One could argue that it is these same values that drove this organisation and its people to develop and market complex financial instruments that were a factor in the lead up to the financial crisis, with the exception of course of the last principle – integrity and honesty.  But when a reward system is based on short-term gains and organisations are under pressure to post quarterly results, people choose to hear what they want to hear, making them feel that they are acting honestly. Back in 1990, in an article by Amar Bhide and Howard H. Stevenson entitled Why Be Honest If Honesty Doesn’t Pay, published in the Harvard Business Review, they had highlighted that unfortunately, treachery can pay, and that without values, without a basic preference for right over wrong, trust based on such self-delusion would crumble in the face of temptation.
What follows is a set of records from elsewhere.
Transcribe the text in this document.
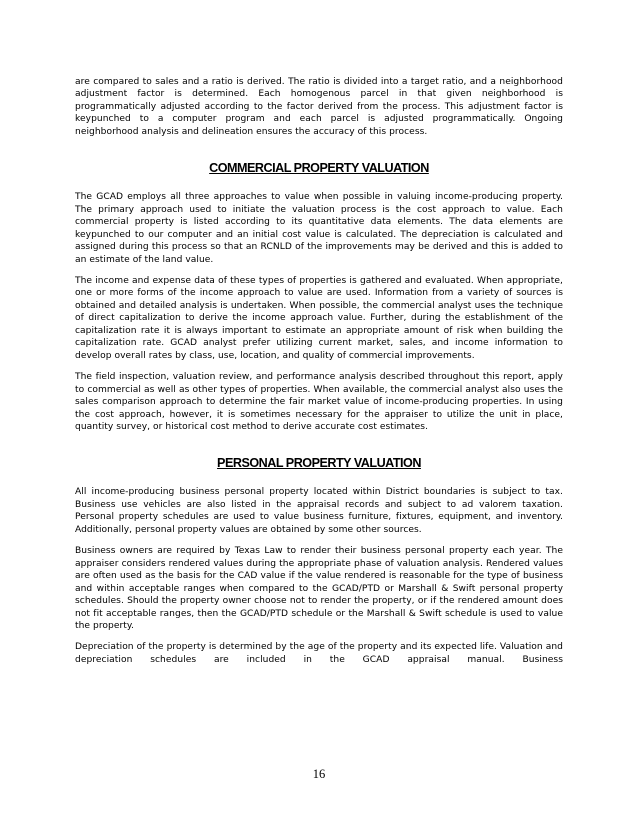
are compared to sales and a ratio is derived. The ratio is divided into a target ratio, and a neighborhood adjustment factor is determined. Each homogenous parcel in that given neighborhood is programmatically adjusted according to the factor derived from the process. This adjustment factor is keypunched to a computer program and each parcel is adjusted programmatically. Ongoing neighborhood analysis and delineation ensures the accuracy of this process.

COMMERCIAL PROPERTY VALUATION

The GCAD employs all three approaches to value when possible in valuing income-producing property. The primary approach used to initiate the valuation process is the cost approach to value. Each commercial property is listed according to its quantitative data elements. The data elements are keypunched to our computer and an initial cost value is calculated. The depreciation is calculated and assigned during this process so that an RCNLD of the improvements may be derived and this is added to an estimate of the land value.

The income and expense data of these types of properties is gathered and evaluated. When appropriate, one or more forms of the income approach to value are used. Information from a variety of sources is obtained and detailed analysis is undertaken. When possible, the commercial analyst uses the technique of direct capitalization to derive the income approach value. Further, during the establishment of the capitalization rate it is always important to estimate an appropriate amount of risk when building the capitalization rate. GCAD analyst prefer utilizing current market, sales, and income information to develop overall rates by class, use, location, and quality of commercial improvements.

The field inspection, valuation review, and performance analysis described throughout this report, apply to commercial as well as other types of properties. When available, the commercial analyst also uses the sales comparison approach to determine the fair market value of income-producing properties. In using the cost approach, however, it is sometimes necessary for the appraiser to utilize the unit in place, quantity survey, or historical cost method to derive accurate cost estimates.

PERSONAL PROPERTY VALUATION

All income-producing business personal property located within District boundaries is subject to tax. Business use vehicles are also listed in the appraisal records and subject to ad valorem taxation. Personal property schedules are used to value business furniture, fixtures, equipment, and inventory. Additionally, personal property values are obtained by some other sources.

Business owners are required by Texas Law to render their business personal property each year. The appraiser considers rendered values during the appropriate phase of valuation analysis. Rendered values are often used as the basis for the CAD value if the value rendered is reasonable for the type of business and within acceptable ranges when compared to the GCAD/PTD or Marshall & Swift personal property schedules. Should the property owner choose not to render the property, or if the rendered amount does not fit acceptable ranges, then the GCAD/PTD schedule or the Marshall & Swift schedule is used to value the property.

Depreciation of the property is determined by the age of the property and its expected life. Valuation and depreciation schedules are included in the GCAD appraisal manual. Business

16
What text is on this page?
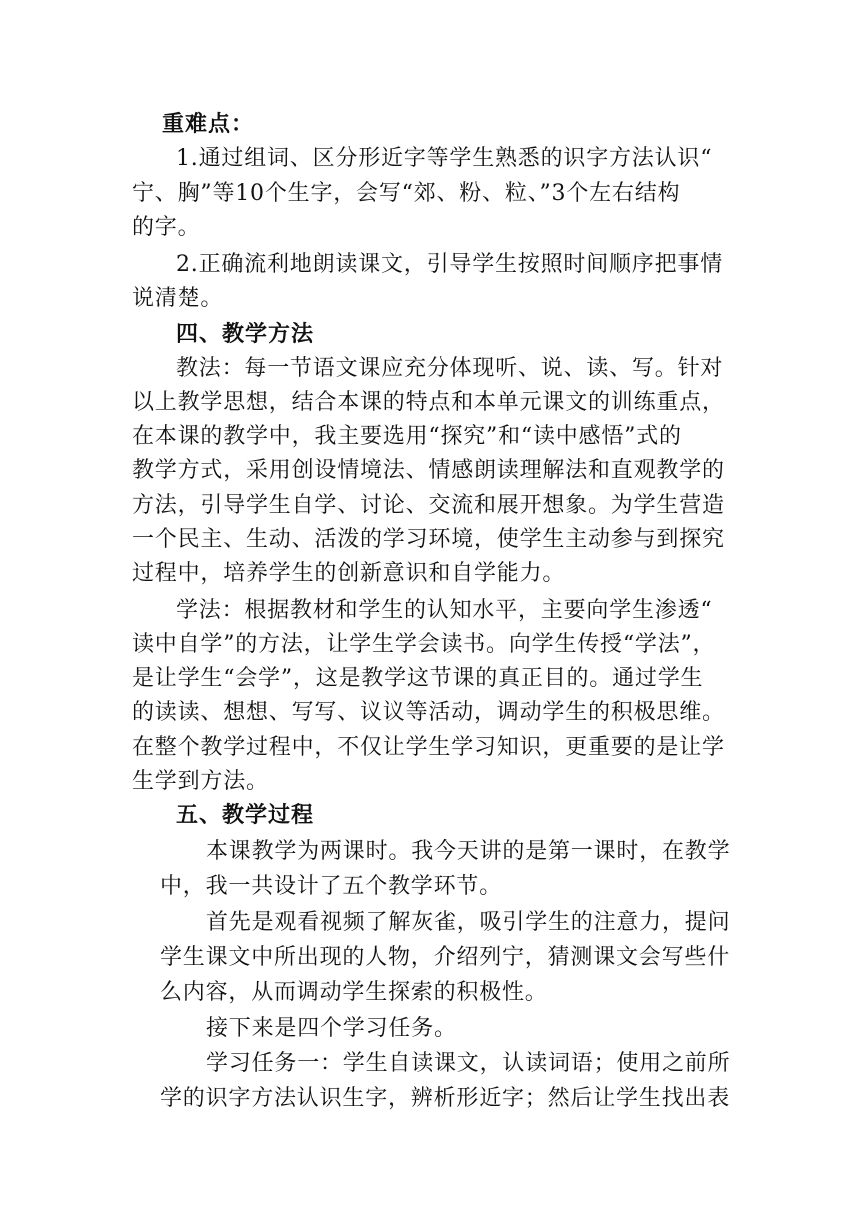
重难点：
1.通过组词、区分形近字等学生熟悉的识字方法认识“
宁、胸”等10个生字，会写“郊、粉、粒、”3个左右结构
的字。
2.正确流利地朗读课文，引导学生按照时间顺序把事情
说清楚。
四、教学方法
教法：每一节语文课应充分体现听、说、读、写。针对
以上教学思想，结合本课的特点和本单元课文的训练重点，
在本课的教学中，我主要选用“探究”和“读中感悟”式的
教学方式，采用创设情境法、情感朗读理解法和直观教学的
方法，引导学生自学、讨论、交流和展开想象。为学生营造
一个民主、生动、活泼的学习环境，使学生主动参与到探究
过程中，培养学生的创新意识和自学能力。
学法：根据教材和学生的认知水平，主要向学生渗透“
读中自学”的方法，让学生学会读书。向学生传授“学法”，
是让学生“会学”，这是教学这节课的真正目的。通过学生
的读读、想想、写写、议议等活动，调动学生的积极思维。
在整个教学过程中，不仅让学生学习知识，更重要的是让学
生学到方法。
五、教学过程
本课教学为两课时。我今天讲的是第一课时，在教学
中，我一共设计了五个教学环节。
首先是观看视频了解灰雀，吸引学生的注意力，提问
学生课文中所出现的人物，介绍列宁，猜测课文会写些什
么内容，从而调动学生探索的积极性。
接下来是四个学习任务。
学习任务一：学生自读课文，认读词语；使用之前所
学的识字方法认识生字，辨析形近字；然后让学生找出表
The recent events have proven this.  Suffice to say, no one person is exempt from knowing, honouring and living the values, regardless of rank, position or title.  People in an organisation and serving an organisation have a fiduciary responsibility to balance results against the backdrop of ethics and purpose.  The real challenge is for each and every one of us to have the courage to do what is right, to think, speak and act with the highest intention, and to have the courage to say no, to break away from the crowd and not be lulled by what the proverbial Joneses are doing.  Failure to do so will inadvertently lead to a more disturbing economic climate than we are experiencing currently. So how is this done?  The key word here is alignment.  Imagine a compass setting for a moment.  If the heading is North, everyone first needs to know the heading is North.  We then need to determine what behaviours are in alignment with the North heading.  And then they need to be tested, creating scenarios that will test their applicability – the what if scenarios.  Just as any sailor knows, the seas change, the winds shift direction, but the heading is there and the skills and tenacity to navigate the course are what determine the true leaders.